One customer engagement had CoSMo modeling the electrical grid with the goal of limiting power outages. In this situation, the model had to incorporate many physical variables, including the capacity of transmission lines, the longevity of transformers, the availability of skilled workers, and the costs of all of the above.
Getting these variables working in a single model isn’t easy, Morvan says. “What we’re very good at is being able to put all of that together, and run all of these models together,” he says, “and that’s why we have these results that nobody else can have on these projects.”
Only after the model has been developed and the key variables defined—which can take months or more to get right—does CoSMo get to the actual data. The tools used at this point in the game will be familiar to those in the big data world, including ETL tools for transforming and loading the data, and Apache Spark to run the model in a distributed manner.
“One thing that’s very important for us is to be able to run multiple parallelized simulations when we want to do thousands of simulations for knowing how to find an optimal solution,” Morvan says. “So we need to have an environment that can be parallel, and the technology behind it is Spark.”
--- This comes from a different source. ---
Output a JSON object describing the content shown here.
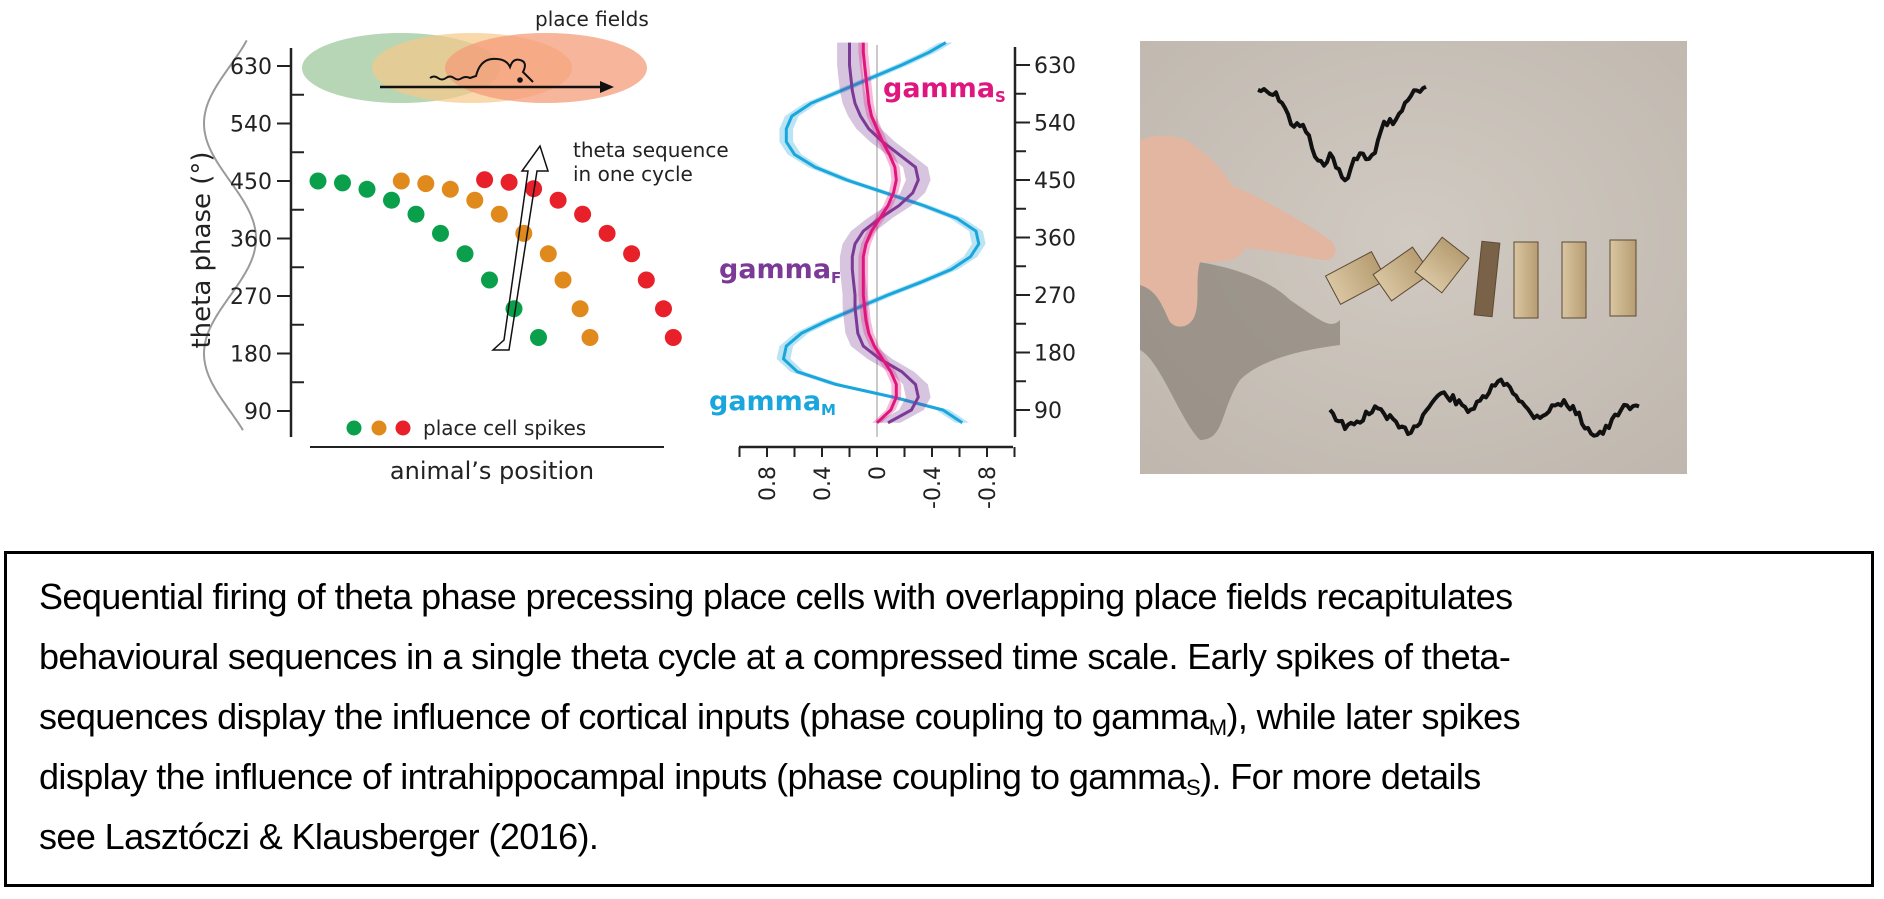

While big utilities with multi-billion-dollar budgets have a plethora of BI and analytical tools on hand, those tools generally lack the capability to help users make long-range predictions about things like the state of electrical grids.
Complex systems like the Western Interconnection cost many billions of dollars per year to maintain, and strategic planning is critical to ensuring that the right equipment and the right workers are on hand to deal with expected failures, as well as unexpected ones. A failure of planning can leave grid operators in a budgetary bind and increase the odds of cascading failures bringing down the entire system.
CoSMo’s clients regularly simulate what the grid will look like in two, five, or 10 years—even up to 40 years out in some situations. This is not something that a traditional big data/machine learning approaches can tell you.
“You may say ‘OK for this kind of equipment I’m going to wait two years before replacing it, or for this kind of equipment, I’m going to maintain it and only replace them [when they fail],'” he says. “But before you work with us, you have absolutely no way to know what will be the impact of the decision you’re going to make. You don’t want California to be in the dark because there’s no more electricity.”